À la ville économique des voitures, des bruits,
Des montres pressées et des cloches infatigables,
À la ville politique où la nuit ensoleillée bruit
Aux oreilles des rues, les papillons rôdent sur les gâbles

Des châteaux, où Dieu dort à moitié, les poètes restent
Sous la lampe, ils écrivent un poème, un long texte,
Où les familles se discutent devant la télévision,
Poète au milieu de la ville, cherchant la vision

De ce monde moderne, cette machine temporelle,
De ces objets rationnels, ces machines corporelles.
Ces villas, meubles, appartement, bars et cabarets.
Ces vacarmes, tumultes, cris, pleurs et barets.

Ces casse-têtes des camions, des vélos et des motos.
Ces panneaux de signalisation, publicités collées aux murs.
Ces clichés et des graffitis griffonnés sur les grosses autos.

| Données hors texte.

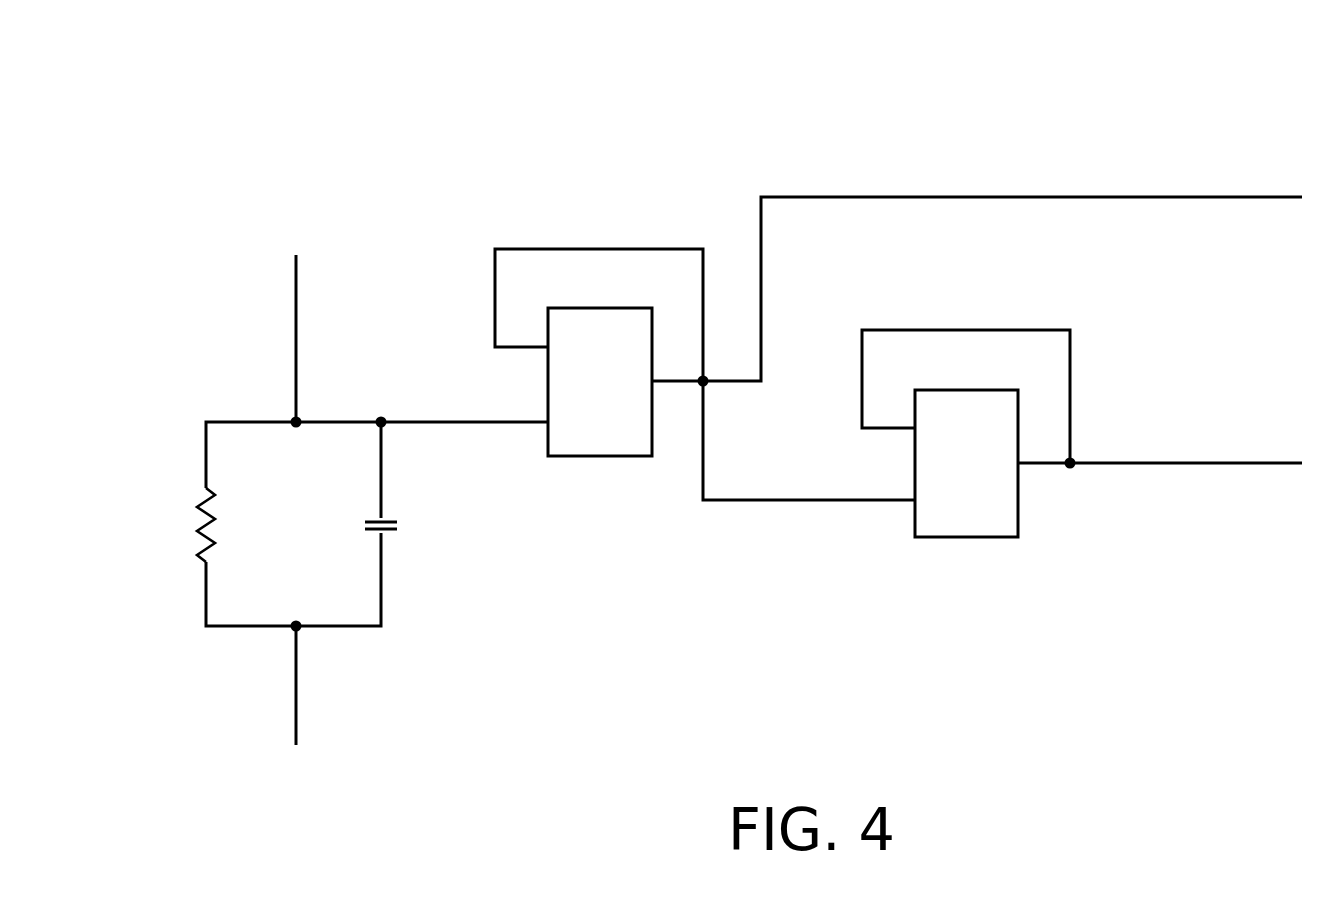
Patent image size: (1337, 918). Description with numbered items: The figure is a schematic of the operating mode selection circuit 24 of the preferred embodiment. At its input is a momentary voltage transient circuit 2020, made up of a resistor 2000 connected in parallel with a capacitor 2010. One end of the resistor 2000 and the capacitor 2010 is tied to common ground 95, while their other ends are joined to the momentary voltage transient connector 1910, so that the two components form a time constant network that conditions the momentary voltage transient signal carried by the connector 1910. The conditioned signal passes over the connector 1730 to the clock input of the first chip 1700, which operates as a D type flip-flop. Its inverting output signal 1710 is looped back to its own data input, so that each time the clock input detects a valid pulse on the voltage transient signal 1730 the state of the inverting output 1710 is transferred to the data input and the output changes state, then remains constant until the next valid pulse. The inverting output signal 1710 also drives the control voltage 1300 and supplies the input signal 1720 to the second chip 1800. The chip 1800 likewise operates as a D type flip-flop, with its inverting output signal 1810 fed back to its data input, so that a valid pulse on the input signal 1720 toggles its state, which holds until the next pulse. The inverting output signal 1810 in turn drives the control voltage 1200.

The operating mode selection circuit 24 is at (393, 128).
The common ground 95 is at (297, 690).
The momentary voltage transient connector 1910 is at (294, 348).
The resistor 2000 is at (197, 530).
The capacitor 2010 is at (397, 525).
The momentary voltage transient circuit 2020 is at (417, 580).
The connector 1730 is at (516, 420).
The chip 1700 is at (632, 458).
The inverting output signal 1710 is at (636, 249).
The control voltage 1300 is at (1222, 197).
The input signal 1720 is at (826, 500).
The chip 1800 is at (963, 537).
The inverting output signal 1810 is at (963, 330).
The control voltage 1200 is at (1215, 463).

Ce monde, ce coupable dessiné par nos conneries,
On se croit immortel, le sens des cons, ânerie,
Tout est question d’éternité et une liberté de flânerie,
Tout est question de paix et une vie sans théories.

 

* Manssouri Essaid, est né le 4 janvier 1991 à Souk Elkhmis Dades, la vallée de Dades, sud-est Maroc. Il est un poète amazigh engagé, qui vit sa bohème entre les champs et les montagnes, c’est un berger des mots et aussi des maux, dans ses poèmes, on trouve souvent cette liberté qui s’envole tel un pigeon en exprimant sa passion d’une manière poétique et pleine d’esthétique.